Jendak czy deweloper/Zarząd obiecywał, że będzie partycypował w kosztach dostawiania ogrodzenia? Jeśli nie, to każdy, kto kupował mieszkanie na parterze wiedział, że będzie musiał ponieść dodatkowe koszty jeśli będzie chciał się odgrodzić. Nie widzę powodu, dla którego mieszkańcy wyższych kondygnacji mieliby dokładać się do tego typu inwestycji. To tak, jakby np. właściciele mieszkań od zachodniej strony wystąpili o refundację założenia rolet zewnętrznych, uzasadniając, że wieczorem przeszkadza im słońce, a żeby na całym osiedlu rolety były jednolite, to wszyscy mieszkańcy muszą się na to zrzucić.
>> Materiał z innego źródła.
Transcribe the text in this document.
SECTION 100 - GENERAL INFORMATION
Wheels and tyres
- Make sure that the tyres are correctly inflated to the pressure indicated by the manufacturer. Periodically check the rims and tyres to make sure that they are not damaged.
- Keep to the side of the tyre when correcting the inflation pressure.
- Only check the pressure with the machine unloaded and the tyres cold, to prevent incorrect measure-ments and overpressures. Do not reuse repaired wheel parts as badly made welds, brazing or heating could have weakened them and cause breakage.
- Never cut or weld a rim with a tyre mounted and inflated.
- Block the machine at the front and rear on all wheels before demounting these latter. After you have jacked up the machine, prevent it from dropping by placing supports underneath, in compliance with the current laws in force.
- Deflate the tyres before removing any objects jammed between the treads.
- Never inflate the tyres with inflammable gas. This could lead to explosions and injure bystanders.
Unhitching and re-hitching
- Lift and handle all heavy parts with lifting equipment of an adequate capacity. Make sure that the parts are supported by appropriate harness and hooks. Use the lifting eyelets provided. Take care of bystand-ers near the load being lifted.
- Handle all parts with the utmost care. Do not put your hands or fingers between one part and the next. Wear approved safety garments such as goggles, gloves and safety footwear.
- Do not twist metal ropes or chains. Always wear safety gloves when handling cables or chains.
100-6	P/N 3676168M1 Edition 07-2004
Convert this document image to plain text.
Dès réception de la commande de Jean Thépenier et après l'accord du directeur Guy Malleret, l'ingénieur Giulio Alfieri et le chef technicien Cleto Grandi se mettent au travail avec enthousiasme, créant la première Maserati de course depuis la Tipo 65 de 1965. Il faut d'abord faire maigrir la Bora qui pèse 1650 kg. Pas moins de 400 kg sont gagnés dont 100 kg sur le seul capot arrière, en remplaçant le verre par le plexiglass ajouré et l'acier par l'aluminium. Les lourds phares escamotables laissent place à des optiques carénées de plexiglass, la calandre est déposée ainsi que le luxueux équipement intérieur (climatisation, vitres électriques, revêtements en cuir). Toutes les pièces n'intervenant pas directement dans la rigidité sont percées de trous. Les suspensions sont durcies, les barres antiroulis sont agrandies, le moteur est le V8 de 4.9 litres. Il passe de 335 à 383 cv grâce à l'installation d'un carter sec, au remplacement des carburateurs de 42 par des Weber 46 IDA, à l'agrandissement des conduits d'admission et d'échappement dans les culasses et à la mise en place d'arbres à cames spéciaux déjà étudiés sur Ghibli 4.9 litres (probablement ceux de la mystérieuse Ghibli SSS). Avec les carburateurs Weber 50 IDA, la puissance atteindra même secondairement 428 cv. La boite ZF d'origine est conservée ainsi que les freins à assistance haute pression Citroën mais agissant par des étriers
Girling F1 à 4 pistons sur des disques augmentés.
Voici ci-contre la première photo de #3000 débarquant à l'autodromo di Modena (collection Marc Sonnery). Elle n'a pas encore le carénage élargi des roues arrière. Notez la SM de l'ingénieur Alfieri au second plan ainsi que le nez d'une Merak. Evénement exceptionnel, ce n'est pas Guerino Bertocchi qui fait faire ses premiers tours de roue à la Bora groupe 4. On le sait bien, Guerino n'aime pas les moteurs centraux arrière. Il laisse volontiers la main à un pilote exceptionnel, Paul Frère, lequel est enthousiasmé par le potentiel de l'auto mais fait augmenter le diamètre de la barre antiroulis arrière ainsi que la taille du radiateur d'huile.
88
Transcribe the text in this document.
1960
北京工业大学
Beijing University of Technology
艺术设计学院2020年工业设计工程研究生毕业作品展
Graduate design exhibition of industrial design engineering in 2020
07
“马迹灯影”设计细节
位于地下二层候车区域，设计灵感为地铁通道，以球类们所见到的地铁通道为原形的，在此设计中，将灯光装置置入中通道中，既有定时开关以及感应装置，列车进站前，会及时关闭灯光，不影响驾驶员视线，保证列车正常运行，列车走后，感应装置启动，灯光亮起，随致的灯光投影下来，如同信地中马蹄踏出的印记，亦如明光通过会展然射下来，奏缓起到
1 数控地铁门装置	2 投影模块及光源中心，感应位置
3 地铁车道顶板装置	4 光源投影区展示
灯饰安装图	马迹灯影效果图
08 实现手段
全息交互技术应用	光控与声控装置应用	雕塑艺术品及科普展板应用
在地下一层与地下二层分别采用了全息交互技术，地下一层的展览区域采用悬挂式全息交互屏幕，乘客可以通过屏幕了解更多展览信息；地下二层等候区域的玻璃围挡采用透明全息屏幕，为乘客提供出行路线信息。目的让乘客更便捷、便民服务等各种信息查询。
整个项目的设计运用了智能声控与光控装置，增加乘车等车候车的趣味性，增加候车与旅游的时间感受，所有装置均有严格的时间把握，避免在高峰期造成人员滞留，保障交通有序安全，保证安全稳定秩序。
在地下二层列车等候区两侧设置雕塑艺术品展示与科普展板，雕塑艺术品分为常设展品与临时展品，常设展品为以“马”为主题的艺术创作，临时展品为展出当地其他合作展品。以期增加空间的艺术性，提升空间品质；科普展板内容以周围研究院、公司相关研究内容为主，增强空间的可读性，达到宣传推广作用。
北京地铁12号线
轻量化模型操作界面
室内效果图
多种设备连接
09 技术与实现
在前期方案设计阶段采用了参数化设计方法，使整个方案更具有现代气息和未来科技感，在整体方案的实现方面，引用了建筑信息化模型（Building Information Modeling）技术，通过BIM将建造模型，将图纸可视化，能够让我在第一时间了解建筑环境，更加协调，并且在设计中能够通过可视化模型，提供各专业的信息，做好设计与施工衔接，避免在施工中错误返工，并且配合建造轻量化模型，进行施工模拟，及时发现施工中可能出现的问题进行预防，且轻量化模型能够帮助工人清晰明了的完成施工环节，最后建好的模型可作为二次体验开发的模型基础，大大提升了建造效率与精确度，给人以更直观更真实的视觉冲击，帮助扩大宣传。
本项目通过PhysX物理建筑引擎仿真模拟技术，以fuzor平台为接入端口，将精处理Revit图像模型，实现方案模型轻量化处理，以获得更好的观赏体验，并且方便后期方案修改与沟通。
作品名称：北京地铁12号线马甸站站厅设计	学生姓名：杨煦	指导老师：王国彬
Ktoś stwierdził, że lubi trawę, zieleń etc. Ja też to lubię, przyjemniej mieszka się na "zielonym" osiedlu, więc może zamiast montowania kolejnych ogrodzeń (czy to drewnianych czy metalowych) lepsze będzie nasadzenie jakichś drzewek, tui etc - choćby np. w drewnianych donicach jeśli nie można ich wkopać w ziemię? Koncepcji architektonicznej to chyba nie zmieni (ale lepiej i tak skonsultować to z architektem), a nie stworzymy sobie bunkrów na osiedlu.
Dołączył: Pon Mar 25, 2013 16:44 Posty: 22 Skąd: Żary
Wysłany: Nie Lip 13, 2014 22:39 Temat postu: Re: Ogrody
Zgadzam się, że najlepszym wyjściem są iglaki w donicach. Rzeczywiście, brakuje tu zieleni. Z tego co wiem, nasz architekt zgadza się na iglaki jako forma ogrodzenia, jednak tutaj nie możemy dojść do porozumienia, jeżeli chodzi o donice.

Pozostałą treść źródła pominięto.